<h1><U>Initialisation environnement et chargement des données</U></h1>

<h3>Importer les modules à utiliser</h3>

In [None]:
import pandas as pd
import emoji as em
import numpy as np
import matplotlib.pyplot as plt
import seaborn as sns

<h3>Charger les données d'apprantissage</h3>

In [None]:
file = pd.read_xml("./data/apprentissage/train.xml")
file = file.dropna()
file

<h3>Remplacer les virgules par des points afin de convertir la colonne "note" de string à float</h3>

In [None]:
file['note'] = file['note'].apply(lambda x: x.replace(",","."))
file["note"] = pd.to_numeric(file["note"])

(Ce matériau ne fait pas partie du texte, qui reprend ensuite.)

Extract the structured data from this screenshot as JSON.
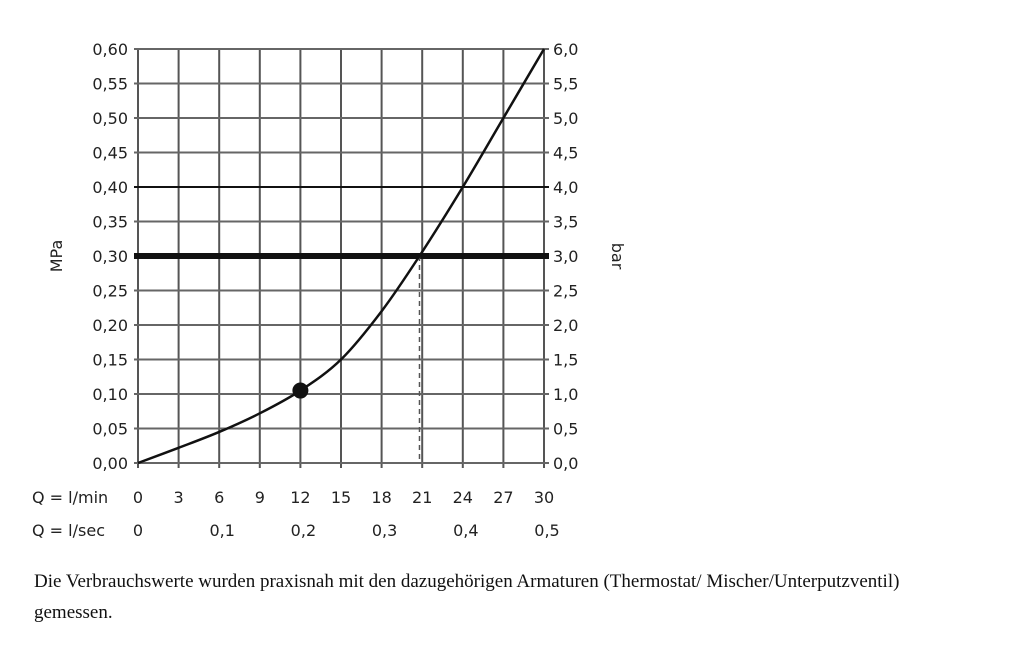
{
  "chart_data": {
    "type": "line",
    "title": "",
    "xlabel": "Q = l/min",
    "xlabel_secondary": "Q = l/sec",
    "ylabel": "MPa",
    "ylabel_right": "bar",
    "xlim": [
      0,
      30
    ],
    "ylim": [
      0,
      0.6
    ],
    "grid": true,
    "x_ticks": [
      "0",
      "3",
      "6",
      "9",
      "12",
      "15",
      "18",
      "21",
      "24",
      "27",
      "30"
    ],
    "x_ticks_values": [
      0,
      3,
      6,
      9,
      12,
      15,
      18,
      21,
      24,
      27,
      30
    ],
    "x2_ticks": [
      "0",
      "0,1",
      "0,2",
      "0,3",
      "0,4",
      "0,5"
    ],
    "x2_ticks_values": [
      0,
      6,
      12,
      18,
      24,
      30
    ],
    "y_ticks": [
      "0,00",
      "0,05",
      "0,10",
      "0,15",
      "0,20",
      "0,25",
      "0,30",
      "0,35",
      "0,40",
      "0,45",
      "0,50",
      "0,55",
      "0,60"
    ],
    "y_right_ticks": [
      "0,0",
      "0,5",
      "1,0",
      "1,5",
      "2,0",
      "2,5",
      "3,0",
      "3,5",
      "4,0",
      "4,5",
      "5,0",
      "5,5",
      "6,0"
    ],
    "series": [
      {
        "name": "flow curve",
        "x": [
          0,
          3,
          6,
          9,
          12,
          15,
          18,
          20.8,
          24,
          27,
          30
        ],
        "y": [
          0,
          0.022,
          0.045,
          0.072,
          0.105,
          0.15,
          0.22,
          0.3,
          0.4,
          0.5,
          0.6
        ]
      }
    ],
    "highlight_point": {
      "x": 12,
      "y": 0.105
    },
    "reference_line_y": 0.3,
    "emphasized_line_y": 0.4,
    "dashed_drop_x": 20.8
  },
  "caption": "Die Verbrauchswerte wurden praxisnah mit den dazugehörigen Armaturen (Thermostat/ Mischer/Unterputzventil) gemessen."
}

<h1><U>Analyse de la colonne USER_ID</U></h1>

In [None]:
file["user_id"].describe()

In [None]:
temp = file["user_id"].drop_duplicates()

users = {}
l = {}
for i in temp:
    users[i]=0.0
    l[i]=0

for i in file.index:
    u = file['user_id'][i]
    l[u] = l[u]+1
    users[u] = users[u]+file['note'][i]

for i in temp:
    users[i] = users[i]/l[i]

users = pd.DataFrame(users.items(), columns=['user_id', 'note_mean'])
users['nbr_commentaires']=[i[1] for i in l.items()]
users


In [None]:
plt.scatter(users['note_mean'], users['nbr_commentaires'], alpha=0.1)
plt.title("Nombre de commentaires en fonction de la note moyenne par utilisateur")
plt.xlabel("Note moyenne")
plt.ylabel("Nombre de commentaires")
plt.show()

<h1><U>Analyse de la colonne MOVIE</U></h1>

In [None]:
file["movie"].describe()

In [None]:
test222 = file[["movie","note"]].groupby("movie").mean()
print(test222)
test222.plot(kind="hist", bins=100, title="Nombre de films en fonction de la note moyenne")
print("Il y a plus de 100 films qui ont une note moyenne d'environ 3,2")

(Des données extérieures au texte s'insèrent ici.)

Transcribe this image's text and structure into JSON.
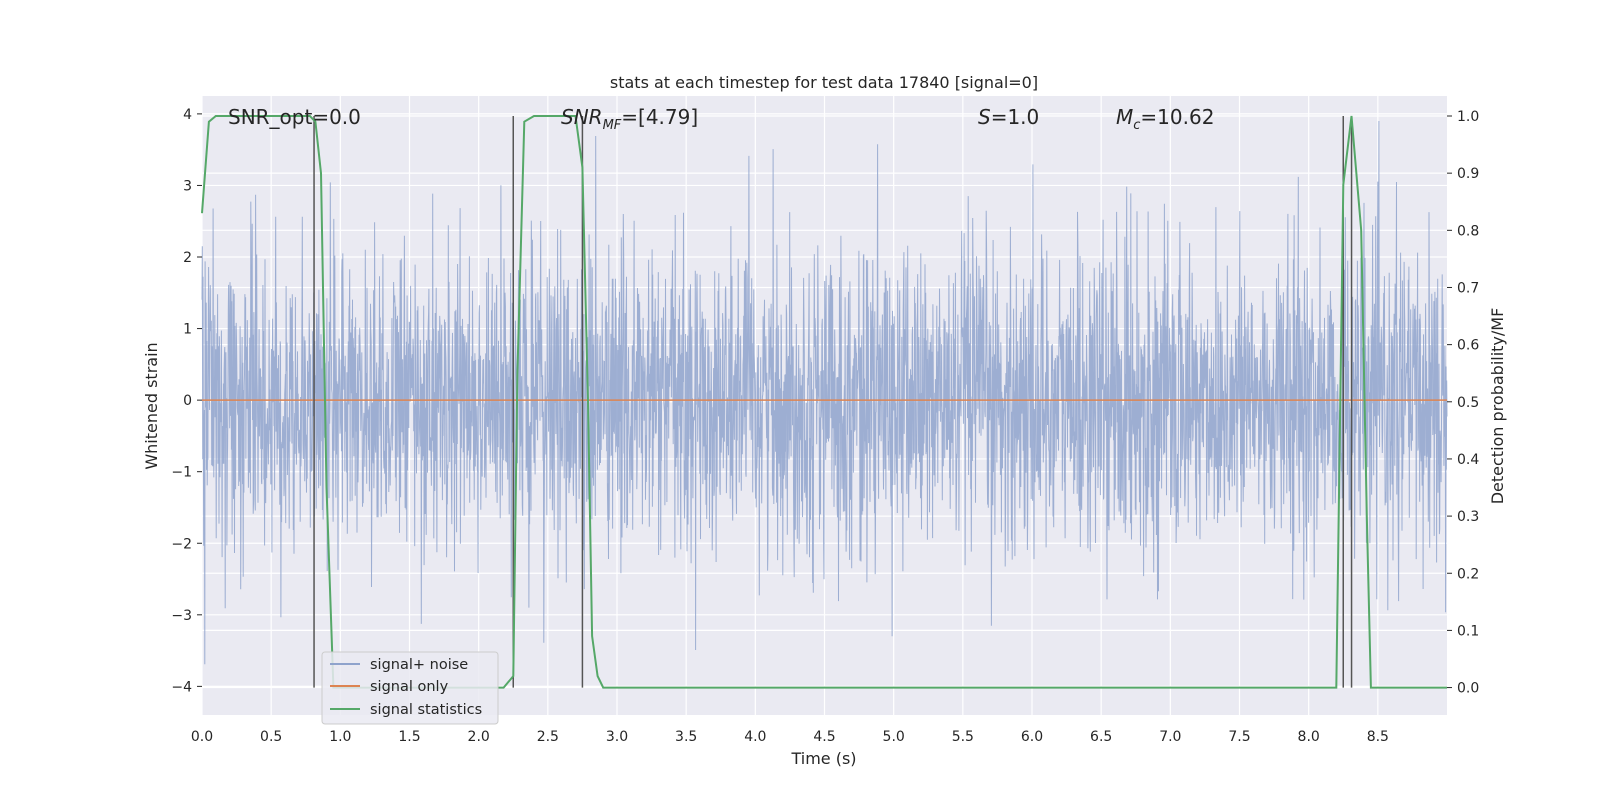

<h1><U>Analyse de la colonne NOTE</U></h1>

In [None]:
file["note"].describe()

In [None]:
file["note"].value_counts().sort_index().plot(kind="bar", title="Occurrences des notes presentes dans le corpus")

In [None]:
#file.plot.scatter(x='note', y='movie', title='Distribution des notes pour chaque film présent dans le corpus').set_xlabel("note")
sns.violinplot(file[["movie","note"]], x='note', y='movie')

<h1><U>Analyse de la colonne COMMENTAIRE</U></h1>

In [None]:
file["commentaire"].describe()

<h3>Analyser des émoticons</h3>

In [None]:
result = pd.DataFrame(columns=['emoji','count','note_mean','note_std'])

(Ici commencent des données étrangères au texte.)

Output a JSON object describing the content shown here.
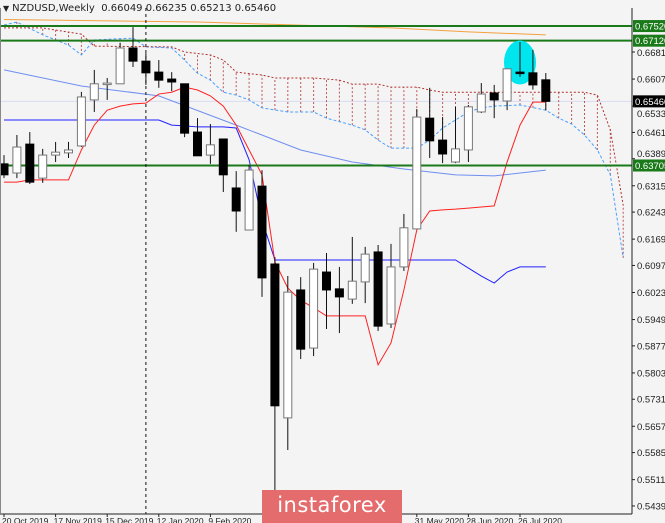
{
  "header": {
    "symbol": "NZDUSD,Weekly",
    "ohlc": "0.66049 0.66235 0.65213 0.65460"
  },
  "watermark": "instaforex",
  "chart_data": {
    "type": "candlestick",
    "symbol": "NZDUSD",
    "timeframe": "Weekly",
    "ylim": [
      0.5439,
      0.6775
    ],
    "grid": false,
    "colors": {
      "bull": "#ffffff",
      "bear": "#000000",
      "tenkan": "#ff2020",
      "kijun": "#2020ff",
      "ma_light": "#6f8ff0",
      "ma_orange": "#f5a040",
      "span_a": "#4aa0ff",
      "span_b": "#b03030",
      "level": "#1a7a1a",
      "highlight": "#00e5ee",
      "background": "#f4f4f4"
    },
    "y_ticks": [
      "0.67520",
      "0.67120",
      "0.66810",
      "0.66070",
      "0.65330",
      "0.64610",
      "0.63890",
      "0.63705",
      "0.63150",
      "0.62430",
      "0.61690",
      "0.60970",
      "0.60230",
      "0.59490",
      "0.58770",
      "0.58030",
      "0.57310",
      "0.56570",
      "0.55850",
      "0.55110",
      "0.54390"
    ],
    "x_labels": [
      {
        "index": 0,
        "text": "20 Oct 2019"
      },
      {
        "index": 4,
        "text": "17 Nov 2019"
      },
      {
        "index": 8,
        "text": "15 Dec 2019"
      },
      {
        "index": 12,
        "text": "12 Jan 2020"
      },
      {
        "index": 16,
        "text": "9 Feb 2020"
      },
      {
        "index": 32,
        "text": "31 May 2020"
      },
      {
        "index": 36,
        "text": "28 Jun 2020"
      },
      {
        "index": 40,
        "text": "26 Jul 2020"
      }
    ],
    "levels": [
      {
        "price": 0.6752,
        "label": "0.67520"
      },
      {
        "price": 0.6712,
        "label": "0.67120"
      },
      {
        "price": 0.63705,
        "label": "0.63705"
      }
    ],
    "current_price": {
      "price": 0.6546,
      "label": "0.65460"
    },
    "vertical_marker_index": 11,
    "highlight_index": 40,
    "candles": [
      [
        0.6375,
        0.6399,
        0.6336,
        0.6345
      ],
      [
        0.635,
        0.6454,
        0.6336,
        0.6421
      ],
      [
        0.6429,
        0.6462,
        0.632,
        0.6325
      ],
      [
        0.6336,
        0.6416,
        0.6323,
        0.6399
      ],
      [
        0.6399,
        0.6435,
        0.638,
        0.6407
      ],
      [
        0.6405,
        0.6435,
        0.6391,
        0.6413
      ],
      [
        0.6424,
        0.6572,
        0.6421,
        0.6558
      ],
      [
        0.655,
        0.6632,
        0.6517,
        0.6594
      ],
      [
        0.6594,
        0.661,
        0.655,
        0.6596
      ],
      [
        0.6594,
        0.6706,
        0.6594,
        0.6692
      ],
      [
        0.6692,
        0.6749,
        0.664,
        0.6656
      ],
      [
        0.6656,
        0.6678,
        0.6591,
        0.6624
      ],
      [
        0.6626,
        0.6659,
        0.6583,
        0.6604
      ],
      [
        0.6607,
        0.6626,
        0.6574,
        0.6599
      ],
      [
        0.6594,
        0.6594,
        0.6448,
        0.6459
      ],
      [
        0.6462,
        0.65,
        0.6397,
        0.6397
      ],
      [
        0.6399,
        0.6484,
        0.6375,
        0.6427
      ],
      [
        0.6443,
        0.6443,
        0.6298,
        0.6345
      ],
      [
        0.6309,
        0.6355,
        0.6189,
        0.6246
      ],
      [
        0.6194,
        0.6372,
        0.6194,
        0.6358
      ],
      [
        0.6314,
        0.6358,
        0.6011,
        0.6063
      ],
      [
        0.6101,
        0.612,
        0.5477,
        0.5713
      ],
      [
        0.568,
        0.6068,
        0.5592,
        0.6024
      ],
      [
        0.603,
        0.6065,
        0.5841,
        0.5868
      ],
      [
        0.5871,
        0.6104,
        0.5849,
        0.6087
      ],
      [
        0.6079,
        0.6131,
        0.5923,
        0.603
      ],
      [
        0.6033,
        0.6093,
        0.5912,
        0.6011
      ],
      [
        0.6005,
        0.6175,
        0.5992,
        0.6054
      ],
      [
        0.6052,
        0.6148,
        0.5994,
        0.6128
      ],
      [
        0.6134,
        0.6153,
        0.5918,
        0.5931
      ],
      [
        0.5937,
        0.6156,
        0.5926,
        0.6093
      ],
      [
        0.6093,
        0.6238,
        0.6082,
        0.62
      ],
      [
        0.6197,
        0.6525,
        0.6197,
        0.6503
      ],
      [
        0.65,
        0.6583,
        0.6391,
        0.6438
      ],
      [
        0.644,
        0.6503,
        0.6377,
        0.6402
      ],
      [
        0.638,
        0.6531,
        0.6377,
        0.6416
      ],
      [
        0.6413,
        0.6536,
        0.638,
        0.6531
      ],
      [
        0.6517,
        0.6596,
        0.6514,
        0.6566
      ],
      [
        0.6569,
        0.6591,
        0.65,
        0.655
      ],
      [
        0.6547,
        0.6635,
        0.6522,
        0.6635
      ],
      [
        0.6626,
        0.6708,
        0.6613,
        0.6624
      ],
      [
        0.6624,
        0.6687,
        0.6578,
        0.6591
      ],
      [
        0.66049,
        0.66235,
        0.65213,
        0.6546
      ]
    ],
    "tenkan": [
      0.6325,
      0.6325,
      0.6331,
      0.6331,
      0.6331,
      0.6331,
      0.6413,
      0.6481,
      0.6522,
      0.6533,
      0.6539,
      0.6541,
      0.6566,
      0.6571,
      0.6585,
      0.6577,
      0.6561,
      0.6533,
      0.6481,
      0.6413,
      0.6345,
      0.6107,
      0.6035,
      0.6002,
      0.5981,
      0.5959,
      0.5959,
      0.5959,
      0.5959,
      0.5825,
      0.5885,
      0.603,
      0.6194,
      0.6246,
      0.6249,
      0.6251,
      0.6254,
      0.6257,
      0.626,
      0.638,
      0.6481,
      0.6544,
      0.6544
    ],
    "kijun": [
      0.6495,
      0.6495,
      0.6495,
      0.6495,
      0.6495,
      0.6495,
      0.6495,
      0.6495,
      0.6495,
      0.6495,
      0.6495,
      0.6495,
      0.6495,
      0.6481,
      0.6479,
      0.6476,
      0.6476,
      0.6476,
      0.6473,
      0.6386,
      0.6221,
      0.6112,
      0.6112,
      0.6112,
      0.6112,
      0.6112,
      0.6112,
      0.6112,
      0.6112,
      0.6112,
      0.6112,
      0.6112,
      0.6112,
      0.6112,
      0.6112,
      0.6112,
      0.609,
      0.6068,
      0.6049,
      0.6079,
      0.6093,
      0.6093,
      0.6093
    ],
    "ma_light": [
      [
        0,
        0.6632
      ],
      [
        6,
        0.6588
      ],
      [
        12,
        0.6561
      ],
      [
        18,
        0.6481
      ],
      [
        23,
        0.6413
      ],
      [
        27,
        0.638
      ],
      [
        31,
        0.6361
      ],
      [
        35,
        0.6345
      ],
      [
        38,
        0.6342
      ],
      [
        42,
        0.6358
      ]
    ],
    "ma_orange": [
      [
        0,
        0.677
      ],
      [
        15,
        0.6763
      ],
      [
        30,
        0.6747
      ],
      [
        36,
        0.6736
      ],
      [
        42,
        0.6728
      ]
    ],
    "span_a": [
      [
        0,
        0.6755
      ],
      [
        1,
        0.6763
      ],
      [
        3,
        0.6728
      ],
      [
        5,
        0.67
      ],
      [
        6,
        0.6673
      ],
      [
        7,
        0.6714
      ],
      [
        10,
        0.6719
      ],
      [
        11,
        0.6695
      ],
      [
        13,
        0.6692
      ],
      [
        14,
        0.6659
      ],
      [
        15,
        0.6623
      ],
      [
        16,
        0.6604
      ],
      [
        17,
        0.6571
      ],
      [
        18,
        0.6563
      ],
      [
        19,
        0.655
      ],
      [
        20,
        0.6528
      ],
      [
        22,
        0.6517
      ],
      [
        24,
        0.6517
      ],
      [
        25,
        0.65
      ],
      [
        27,
        0.6481
      ],
      [
        28,
        0.6468
      ],
      [
        29,
        0.644
      ],
      [
        30,
        0.6418
      ],
      [
        32,
        0.6418
      ],
      [
        33,
        0.644
      ],
      [
        34,
        0.6473
      ],
      [
        35,
        0.6495
      ],
      [
        36,
        0.6517
      ],
      [
        37,
        0.6528
      ],
      [
        38,
        0.6533
      ],
      [
        40,
        0.6536
      ],
      [
        42,
        0.6522
      ],
      [
        43,
        0.65
      ],
      [
        44,
        0.6484
      ],
      [
        45,
        0.6454
      ],
      [
        46,
        0.6413
      ],
      [
        47,
        0.6345
      ],
      [
        48,
        0.6118
      ]
    ],
    "span_b": [
      [
        0,
        0.6747
      ],
      [
        3,
        0.6747
      ],
      [
        4,
        0.6741
      ],
      [
        6,
        0.673
      ],
      [
        7,
        0.6697
      ],
      [
        13,
        0.6695
      ],
      [
        14,
        0.6681
      ],
      [
        16,
        0.6673
      ],
      [
        17,
        0.6659
      ],
      [
        18,
        0.6626
      ],
      [
        20,
        0.6618
      ],
      [
        21,
        0.661
      ],
      [
        24,
        0.661
      ],
      [
        26,
        0.6604
      ],
      [
        27,
        0.6593
      ],
      [
        29,
        0.6593
      ],
      [
        30,
        0.6585
      ],
      [
        32,
        0.6585
      ],
      [
        33,
        0.6577
      ],
      [
        34,
        0.6571
      ],
      [
        45,
        0.6571
      ],
      [
        46,
        0.6563
      ],
      [
        47,
        0.6468
      ],
      [
        48,
        0.6262
      ]
    ]
  }
}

def get_emoji_from_corpus(commentaires):
    emoticons = []
    emoticons_count = []
    for text in commentaires:
        temp = get_emoji_from_text(text)
        for i in temp:
            if i in emoticons:
                index = emoticons.index(i)
                emoticons_count[index]+=1
            else:
                emoticons.append(i)
                emoticons_count.append(1)
    return emoticons, emoticons_count

def get_emoji_from_text(text):
    temp = []
    for i in text:
        if i in em.EMOJI_DATA and i not in temp:
                temp.append(i)
    return temp

list_of_emoticons, count = get_emoji_from_corpus(file["commentaire"])

for i in list_of_emoticons:
    df = file[file["commentaire"].str.contains(i)==True]
    index = list_of_emoticons.index(i)
    nb_count = count[index]
    if nb_count>1:
        result.loc[len(result), result.columns] = i, nb_count, df["note"].mean(), df["note"].std()

print(result)

result.to_csv("./data/processed/emoticons.csv", index=None, sep=" ", mode='w')

In [None]:
result.plot.scatter(x="note_mean", y="note_std")

In [None]:
import spacy
import nltk
from nltk.corpus import stopwords

nltk.download('stopwords')
nlp = spacy.load('fr_core_news_md', exclude=["parser","attribute_ruler","ner"])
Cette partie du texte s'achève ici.